Podemos comenzar a hacer algo mejor con el temor que sentarnos muertos de miedo. Podemos comenzar a ver un cambio. Una encomienda sagrada
El temor, como la ira, no siempre es malo. Un temor saludable es lo que nos hace saltar del camino de un camión en movimiento. También es un temor saludable lo que generalmente nos mantiene en la acera en vez de estar en medio del tránsito.
La gente que no tiene esta clase de temor, o bien es psicótica o presume de un sentido de invencibilidad a prueba de balas que de seguro les quitará la vida un día de estos, si siguen viviendo como si tuvieran quince años. Entonces, es evidente que existe un temor legítimo, razonado, cosas que uno debe rechazar y evitar debidamente.
Pero también hay muchos temores ilegítimos, preocupaciones que no tienen asidero ni base para creer en ellas, excepto en los inquietos rincones de nuestra imaginación.
Nos referimos a los “¿qué pasa si…?” de la vida, aquellos que nos privan de todo gozo y estabilidad, los que incluso nos pueden paralizar en medio de un día lindo, tranquilo y soleado; y esto se manifiesta de tal manera que ni siquiera podemos disfrutar lo que sucede justo frente a nosotros, por el temor a lo que podría pasar.

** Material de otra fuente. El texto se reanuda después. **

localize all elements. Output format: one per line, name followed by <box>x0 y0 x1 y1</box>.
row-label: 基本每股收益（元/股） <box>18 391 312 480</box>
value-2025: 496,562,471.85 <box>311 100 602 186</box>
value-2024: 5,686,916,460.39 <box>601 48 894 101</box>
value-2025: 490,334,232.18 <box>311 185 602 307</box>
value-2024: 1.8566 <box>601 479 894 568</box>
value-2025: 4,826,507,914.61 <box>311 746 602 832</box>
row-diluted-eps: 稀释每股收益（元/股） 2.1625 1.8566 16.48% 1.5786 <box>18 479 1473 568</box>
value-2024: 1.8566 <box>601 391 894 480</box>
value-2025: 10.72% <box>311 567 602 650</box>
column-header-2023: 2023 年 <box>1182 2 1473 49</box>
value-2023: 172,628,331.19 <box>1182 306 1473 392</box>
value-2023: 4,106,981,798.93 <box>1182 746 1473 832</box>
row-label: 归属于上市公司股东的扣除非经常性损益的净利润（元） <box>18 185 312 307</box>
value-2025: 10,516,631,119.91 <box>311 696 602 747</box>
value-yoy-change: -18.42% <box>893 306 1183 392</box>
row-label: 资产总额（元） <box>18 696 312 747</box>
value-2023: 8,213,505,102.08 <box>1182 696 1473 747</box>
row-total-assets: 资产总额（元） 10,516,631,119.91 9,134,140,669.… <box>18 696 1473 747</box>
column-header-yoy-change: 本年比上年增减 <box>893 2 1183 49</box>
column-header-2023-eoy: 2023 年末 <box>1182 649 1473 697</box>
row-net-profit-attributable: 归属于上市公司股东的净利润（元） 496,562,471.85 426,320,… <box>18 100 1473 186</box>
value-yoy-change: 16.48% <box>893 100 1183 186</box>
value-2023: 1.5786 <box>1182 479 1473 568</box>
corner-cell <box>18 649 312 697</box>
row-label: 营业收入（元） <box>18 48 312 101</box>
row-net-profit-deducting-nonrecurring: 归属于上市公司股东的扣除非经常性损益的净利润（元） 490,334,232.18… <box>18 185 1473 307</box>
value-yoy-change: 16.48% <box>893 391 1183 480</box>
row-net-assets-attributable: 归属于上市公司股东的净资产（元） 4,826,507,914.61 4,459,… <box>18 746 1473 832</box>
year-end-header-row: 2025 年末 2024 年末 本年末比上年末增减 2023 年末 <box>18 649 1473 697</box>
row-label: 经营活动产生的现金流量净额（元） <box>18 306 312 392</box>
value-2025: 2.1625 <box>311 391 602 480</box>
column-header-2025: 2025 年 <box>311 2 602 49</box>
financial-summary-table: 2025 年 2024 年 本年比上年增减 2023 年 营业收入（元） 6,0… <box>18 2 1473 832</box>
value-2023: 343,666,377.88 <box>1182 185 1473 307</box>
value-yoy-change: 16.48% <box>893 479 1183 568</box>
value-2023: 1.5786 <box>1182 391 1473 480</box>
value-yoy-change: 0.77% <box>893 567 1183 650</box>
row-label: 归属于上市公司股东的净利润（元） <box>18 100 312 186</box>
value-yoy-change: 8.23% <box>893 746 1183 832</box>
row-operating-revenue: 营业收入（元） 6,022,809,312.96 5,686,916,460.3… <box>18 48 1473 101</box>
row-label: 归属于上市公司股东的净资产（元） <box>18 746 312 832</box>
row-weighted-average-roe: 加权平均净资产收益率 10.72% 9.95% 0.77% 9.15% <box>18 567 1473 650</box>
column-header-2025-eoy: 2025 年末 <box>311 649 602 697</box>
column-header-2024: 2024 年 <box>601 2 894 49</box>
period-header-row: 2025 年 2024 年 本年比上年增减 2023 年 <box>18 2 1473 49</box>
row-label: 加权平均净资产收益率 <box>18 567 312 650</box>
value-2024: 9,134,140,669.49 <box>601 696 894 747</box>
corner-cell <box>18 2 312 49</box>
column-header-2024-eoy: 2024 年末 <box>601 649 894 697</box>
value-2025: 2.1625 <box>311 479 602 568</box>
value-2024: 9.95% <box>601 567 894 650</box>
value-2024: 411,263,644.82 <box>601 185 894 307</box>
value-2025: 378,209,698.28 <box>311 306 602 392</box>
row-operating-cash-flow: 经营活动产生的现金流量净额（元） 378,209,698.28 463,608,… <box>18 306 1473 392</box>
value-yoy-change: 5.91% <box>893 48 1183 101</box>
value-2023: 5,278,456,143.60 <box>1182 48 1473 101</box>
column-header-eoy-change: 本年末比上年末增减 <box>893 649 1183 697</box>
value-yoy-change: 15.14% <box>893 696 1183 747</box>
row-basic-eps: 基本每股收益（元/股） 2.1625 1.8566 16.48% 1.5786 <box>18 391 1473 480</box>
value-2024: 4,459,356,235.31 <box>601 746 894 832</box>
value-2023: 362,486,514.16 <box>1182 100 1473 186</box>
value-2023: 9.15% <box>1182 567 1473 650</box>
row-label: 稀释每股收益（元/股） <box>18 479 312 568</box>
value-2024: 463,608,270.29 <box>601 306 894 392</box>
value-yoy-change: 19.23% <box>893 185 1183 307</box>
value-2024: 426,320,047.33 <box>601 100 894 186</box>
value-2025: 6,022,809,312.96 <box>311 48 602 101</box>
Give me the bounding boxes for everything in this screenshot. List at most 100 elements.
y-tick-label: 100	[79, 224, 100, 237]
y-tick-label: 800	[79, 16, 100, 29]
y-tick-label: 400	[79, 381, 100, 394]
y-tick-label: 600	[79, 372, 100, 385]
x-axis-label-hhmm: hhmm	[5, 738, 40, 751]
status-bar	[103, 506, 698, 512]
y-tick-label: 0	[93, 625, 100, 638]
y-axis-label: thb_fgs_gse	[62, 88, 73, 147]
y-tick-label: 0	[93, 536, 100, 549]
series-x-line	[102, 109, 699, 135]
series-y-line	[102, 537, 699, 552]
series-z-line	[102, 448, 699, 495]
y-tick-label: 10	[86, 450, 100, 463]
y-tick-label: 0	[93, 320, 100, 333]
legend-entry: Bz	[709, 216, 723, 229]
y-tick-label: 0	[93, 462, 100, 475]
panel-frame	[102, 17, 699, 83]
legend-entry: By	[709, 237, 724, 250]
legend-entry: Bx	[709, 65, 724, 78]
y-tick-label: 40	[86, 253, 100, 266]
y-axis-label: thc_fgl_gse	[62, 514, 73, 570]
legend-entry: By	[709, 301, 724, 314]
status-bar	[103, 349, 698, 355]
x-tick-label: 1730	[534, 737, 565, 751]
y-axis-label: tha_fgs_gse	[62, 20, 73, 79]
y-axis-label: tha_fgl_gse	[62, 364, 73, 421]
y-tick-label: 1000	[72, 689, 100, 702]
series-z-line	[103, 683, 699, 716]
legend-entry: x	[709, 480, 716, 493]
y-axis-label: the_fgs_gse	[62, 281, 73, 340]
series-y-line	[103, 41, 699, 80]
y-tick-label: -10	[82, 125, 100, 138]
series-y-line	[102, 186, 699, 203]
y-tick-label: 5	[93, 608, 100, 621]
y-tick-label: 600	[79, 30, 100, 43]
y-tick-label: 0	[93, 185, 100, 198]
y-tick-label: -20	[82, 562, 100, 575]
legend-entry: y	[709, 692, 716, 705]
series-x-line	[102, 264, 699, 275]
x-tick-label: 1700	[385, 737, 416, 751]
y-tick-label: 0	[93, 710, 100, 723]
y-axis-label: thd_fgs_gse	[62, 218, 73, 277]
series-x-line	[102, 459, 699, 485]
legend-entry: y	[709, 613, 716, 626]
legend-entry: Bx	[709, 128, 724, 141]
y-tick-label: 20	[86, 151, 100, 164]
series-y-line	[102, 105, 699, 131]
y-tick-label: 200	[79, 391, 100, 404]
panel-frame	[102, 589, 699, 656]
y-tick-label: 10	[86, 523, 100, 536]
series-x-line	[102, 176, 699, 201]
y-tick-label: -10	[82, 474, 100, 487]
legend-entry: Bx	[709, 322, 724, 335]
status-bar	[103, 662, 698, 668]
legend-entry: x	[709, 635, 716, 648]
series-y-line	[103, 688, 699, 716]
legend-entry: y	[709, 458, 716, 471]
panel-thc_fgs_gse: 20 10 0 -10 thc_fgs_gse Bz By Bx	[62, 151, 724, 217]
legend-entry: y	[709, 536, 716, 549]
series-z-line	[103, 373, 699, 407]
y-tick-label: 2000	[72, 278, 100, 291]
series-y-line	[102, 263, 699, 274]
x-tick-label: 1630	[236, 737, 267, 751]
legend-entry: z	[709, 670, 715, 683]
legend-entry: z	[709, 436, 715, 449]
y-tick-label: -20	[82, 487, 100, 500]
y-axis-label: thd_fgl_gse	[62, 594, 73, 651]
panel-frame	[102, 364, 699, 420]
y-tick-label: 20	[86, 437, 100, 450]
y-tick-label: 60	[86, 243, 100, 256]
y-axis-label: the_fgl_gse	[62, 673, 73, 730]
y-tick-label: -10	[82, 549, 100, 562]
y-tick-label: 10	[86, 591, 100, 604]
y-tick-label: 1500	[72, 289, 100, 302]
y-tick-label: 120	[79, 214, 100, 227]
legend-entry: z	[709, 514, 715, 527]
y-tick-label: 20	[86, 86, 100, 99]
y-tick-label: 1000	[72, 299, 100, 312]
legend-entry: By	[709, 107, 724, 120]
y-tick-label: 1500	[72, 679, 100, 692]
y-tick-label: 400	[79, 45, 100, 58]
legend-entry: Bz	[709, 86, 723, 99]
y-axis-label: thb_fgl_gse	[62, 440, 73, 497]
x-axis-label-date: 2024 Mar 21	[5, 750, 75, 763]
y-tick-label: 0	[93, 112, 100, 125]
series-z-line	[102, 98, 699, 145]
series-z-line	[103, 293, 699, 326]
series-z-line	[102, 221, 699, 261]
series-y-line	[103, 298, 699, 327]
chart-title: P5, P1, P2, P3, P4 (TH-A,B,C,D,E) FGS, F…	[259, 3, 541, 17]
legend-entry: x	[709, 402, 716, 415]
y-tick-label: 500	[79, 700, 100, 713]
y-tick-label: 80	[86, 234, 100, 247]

Sin embargo, cada uno de esos temores, tanto los reales como los imaginarios, nos dan cierta información instructiva sobre nosotros mismos. Nos dicen qué es lo que más valoramos en la vida. Nos dicen dónde hemos centrado la mayor parte de nuestra atención.
Mejor de lo que podrían hacerlo cualesquiera de nuestros elocuentes argumentos y justificaciones, ellos nos muestran el lugar exacto de nuestras prioridades. Porque mientras mayor sea el valor que le asignemos a algunas cosas, más temor y ansiedad estarán orbitando de manera natural a su alrededor.
Una vez más, no estamos definiendo estos temas en general como buenos ni malos. Ese no es el objetivo. Por ejemplo, la mayoría de nosotros tiene una notable tendencia a preocuparse mucho por los hijos, por su salud, sus amistades, sus sentimientos y su futuro.
A veces, nuestros temores y ansiedades por ellos pueden llegar a convertirse casi en el tema exclusivo de nuestros pensamientos y nuestras conversaciones durante fines de semanas enteros.
¿Por qué crees tú que sus problemas alcanzan un nivel de tanta importancia a nuestros ojos? Porque valoramos mucho a nuestros hijos. Pero todo lo que existe a nuestro alrededor en la tierra, desde los electrodomésticos hasta nuestras posesiones, pasando por la gente y las relaciones, incluso los hijos que viven justo debajo de nuestro techo, todo ello se puede convertir en un ídolo que drena nuestra confianza en la suficiencia y soberanía de Dios.
Como resultado, nos quedamos con la vana sensación de que necesitamos restablecer el control de aquello que (a nuestro juicio) Dios no está manejando de una manera aceptable para nosotros o que no lo hace de una forma que nos haga sentir seguros.
Si comenzamos a desviarnos espiritualmente en esa dirección, procurando hacer Su trabajo de la mejor forma posible, nuestros temores serán cada vez más enfermizos, más centrados en nosotros mismos, más arraigados en el orgullo y la presunción. Terminaremos alejándonos cada vez más de la confianza y el contentamiento, que es donde nuestros corazones deben descansar según la invitación que recibimos de Su evangelio.